Privacy posture is per-skill: Tier 0 / 1 never leave the machine; Tier 3 always does. The audit log records which model saw which event, so a federated mod can prove "no remote API touched my instance over the last 30 days" — not as a promise, as a hash-chained artifact.

Local-first is not a magic bullet. For high-stakes content (minor detection, video understanding, audio harassment, coordinated attacks), cloud is currently the only adequate tier — and audio is unimplemented entirely. The point of inertial isn't to replace cloud — it's to make the routing legible and the data flow auditable.

Naming

The vocabulary comes from Philip K. Dick's Ubik (1969).

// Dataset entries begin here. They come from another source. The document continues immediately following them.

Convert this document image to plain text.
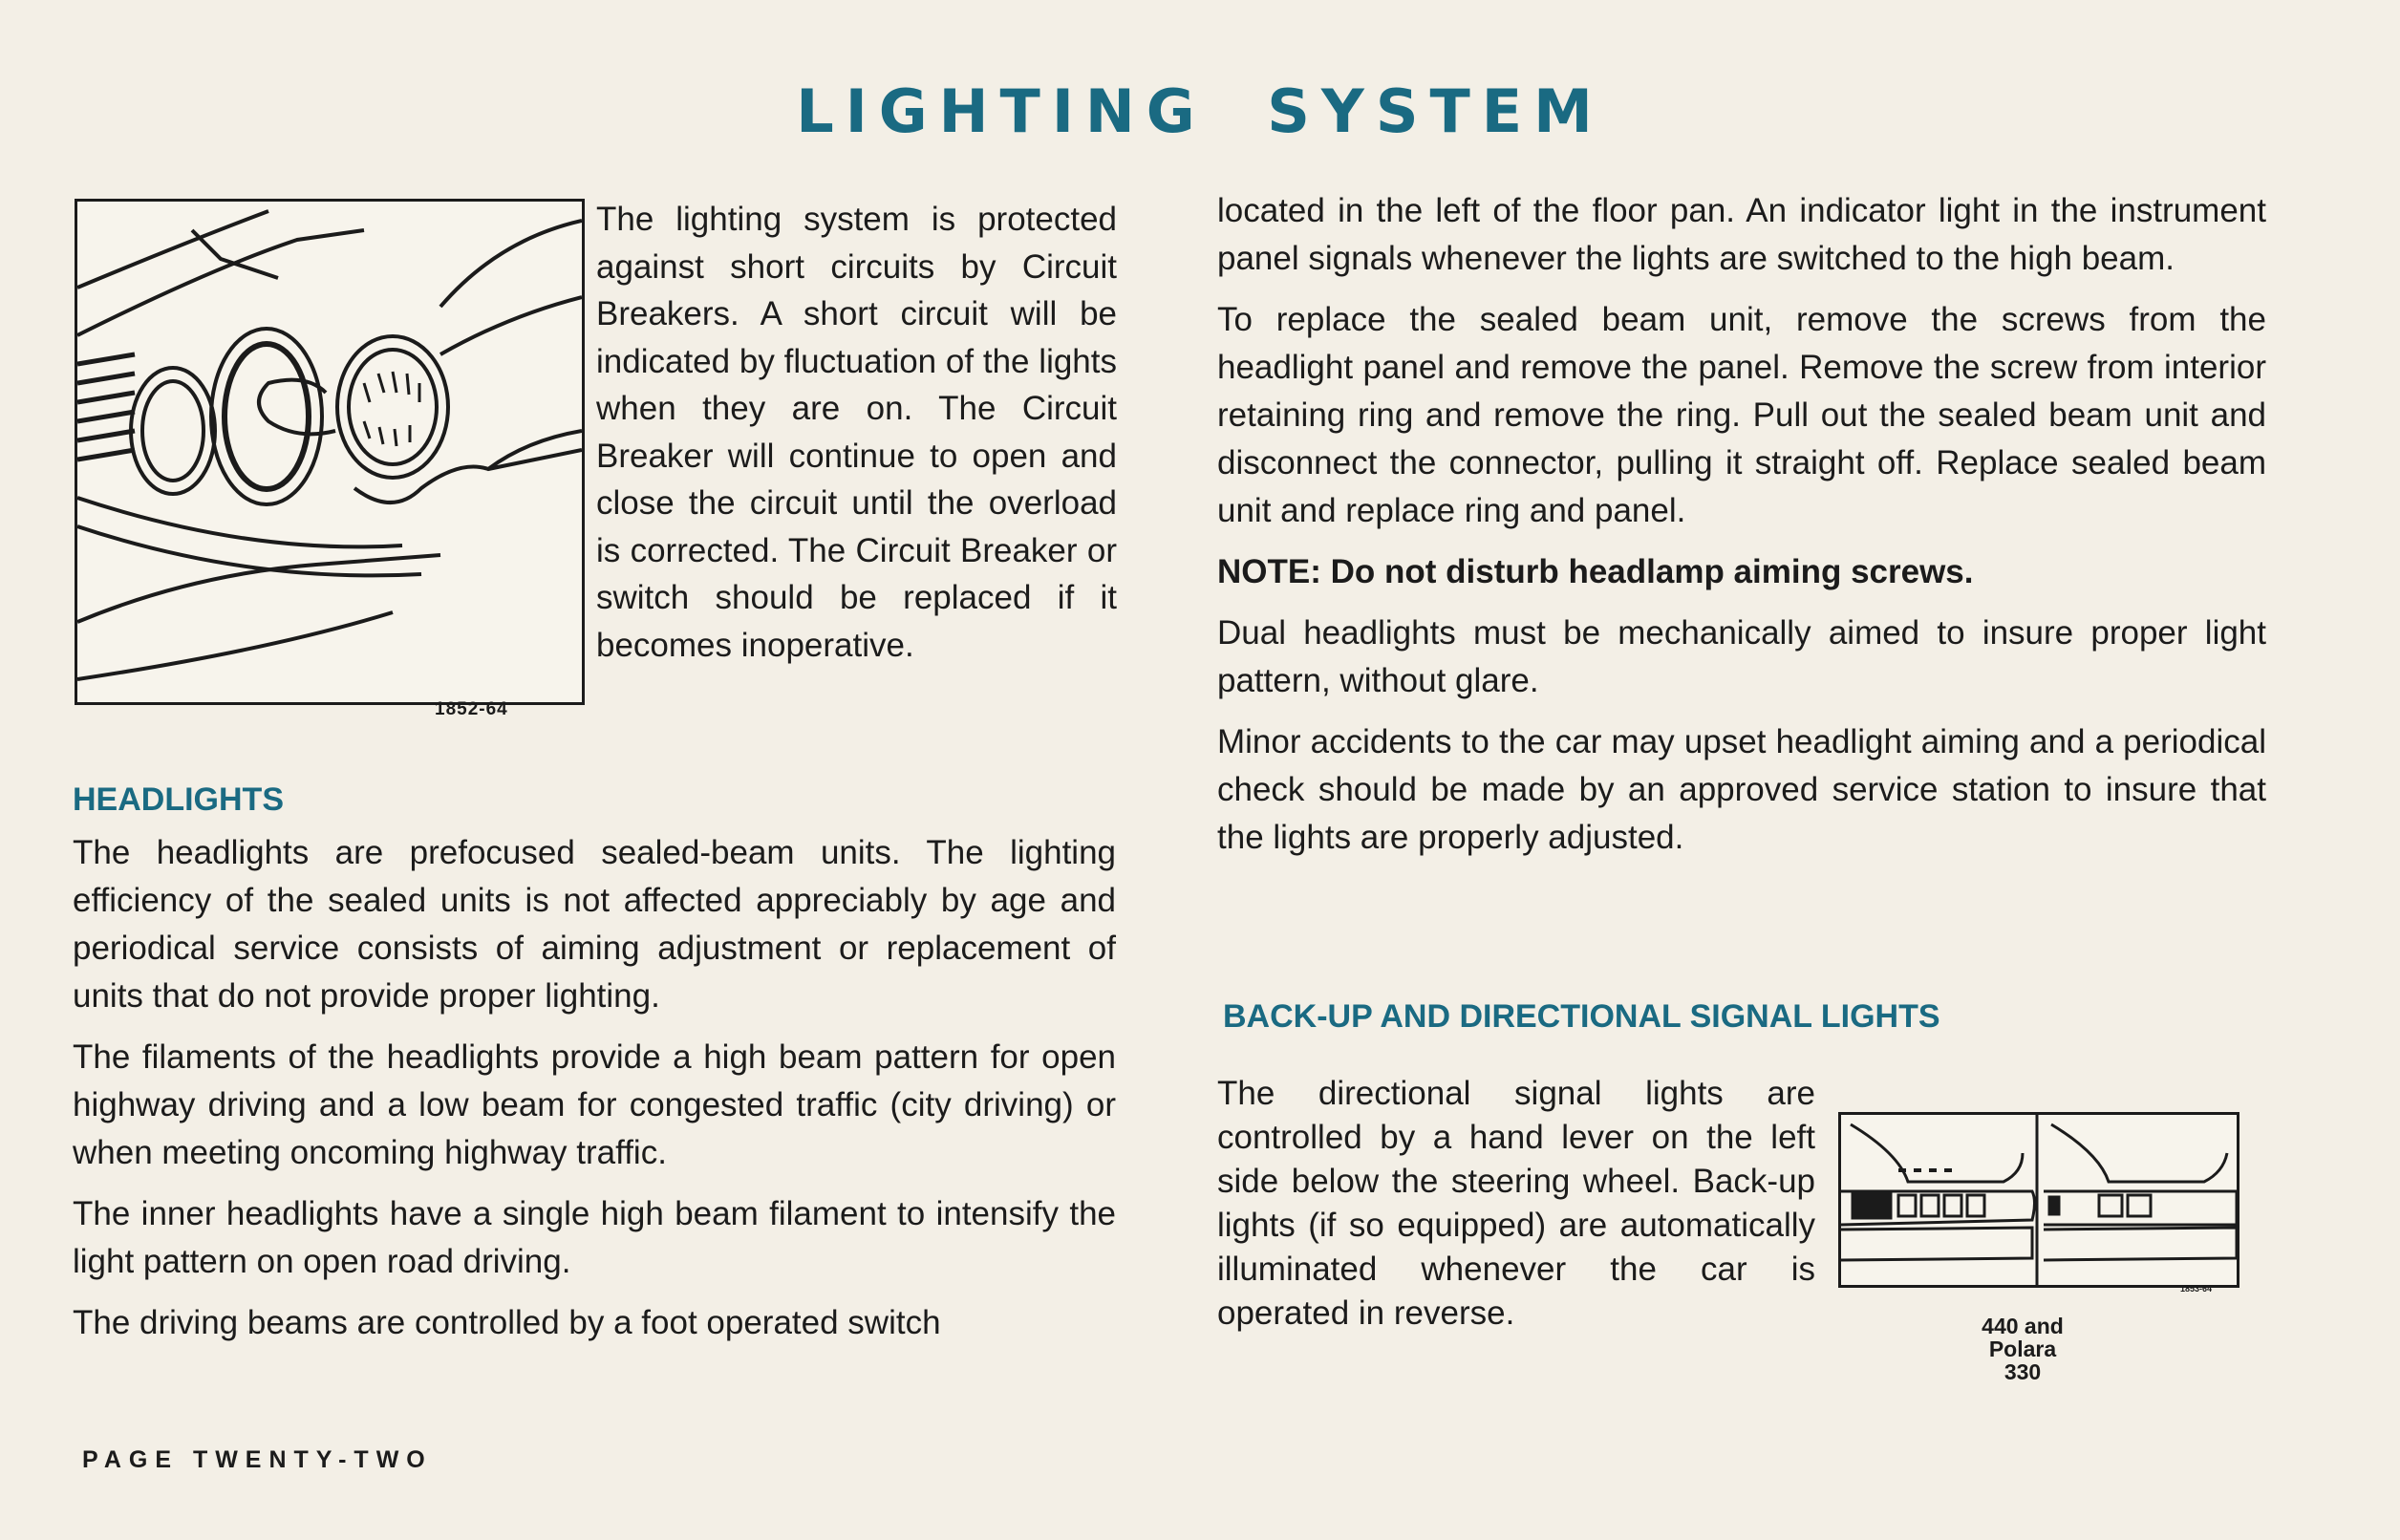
LIGHTING SYSTEM
1852-64

The lighting system is protected against short circuits by Circuit Breakers. A short circuit will be indicated by fluctuation of the lights when they are on. The Circuit Breaker will continue to open and close the circuit until the overload is corrected. The Circuit Breaker or switch should be replaced if it becomes inoperative.

HEADLIGHTS

The headlights are prefocused sealed-beam units. The lighting efficiency of the sealed units is not affected appreciably by age and periodical service consists of aiming adjustment or replacement of units that do not provide proper lighting.

The filaments of the headlights provide a high beam pattern for open highway driving and a low beam for congested traffic (city driving) or when meeting oncoming highway traffic.

The inner headlights have a single high beam filament to intensify the light pattern on open road driving.

The driving beams are controlled by a foot operated switch

located in the left of the floor pan. An indicator light in the instrument panel signals whenever the lights are switched to the high beam.

To replace the sealed beam unit, remove the screws from the headlight panel and remove the panel. Remove the screw from interior retaining ring and remove the ring. Pull out the sealed beam unit and disconnect the connector, pulling it straight off. Replace sealed beam unit and replace ring and panel.

NOTE: Do not disturb headlamp aiming screws.

Dual headlights must be mechanically aimed to insure proper light pattern, without glare.

Minor accidents to the car may upset headlight aiming and a periodical check should be made by an approved service station to insure that the lights are properly adjusted.

BACK-UP AND DIRECTIONAL SIGNAL LIGHTS

The directional signal lights are controlled by a hand lever on the left side below the steering wheel. Back-up lights (if so equipped) are automatically illuminated whenever the car is operated in reverse.

1853-64
440 and Polara 330
PAGE TWENTY-TWO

• inertial — in Ubik, "inertials" are anti-telepaths whose function is to neutralize harmful psychic intrusion on behalf of clients. The toolkit's sub-agents are inertials — each one neutralizes a class of harmful signal (toxicity, spam, NSFW, identity hate, brigading…) for the communities it serves.
• Runciter — Glen Runciter, the operator who runs the prudence organization that dispatches inertials. The orchestrator class in @inertial/core is Runciter; the host process is apps/runciter. Code reads as runciter.dispatch(event) → inertials emit StructuredSignals.
• structured signals — what inertials emit. Probability + confidence + evidence pointers. Never verdicts. Policy turns signals into routing; humans turn routing into actions.

One rule: inertials emit signals; the Runciter dispatches them; humans decide.

Sibling kits

• eval-kit — evaluation framework for collaborative-task agents. Inertial uses @eval-kit/ui primitives in its eval cockpit; calibration scoring runs through @eval-kit/core (README: @inertial/eval wraps it).
• HITL-KIT — human-in-the-loop UI primitives. @inertial/app's queue and review screens are built on MiniTrace, HitlCard, BatchQueue, AiGenerationScale, and ApproveRejectRow from the hitlkit.dev shadcn registry.
• tag-kit — domain-agnostic structured tagging primitives (catalog + scope-aware matching + PRF scoring + headless React TagPicker / TagChip). Inertial's reviewer-tag layer was extracted into tag-kit so other HITL annotation workflows (medical, legal, ML training data) can reuse the same substrate.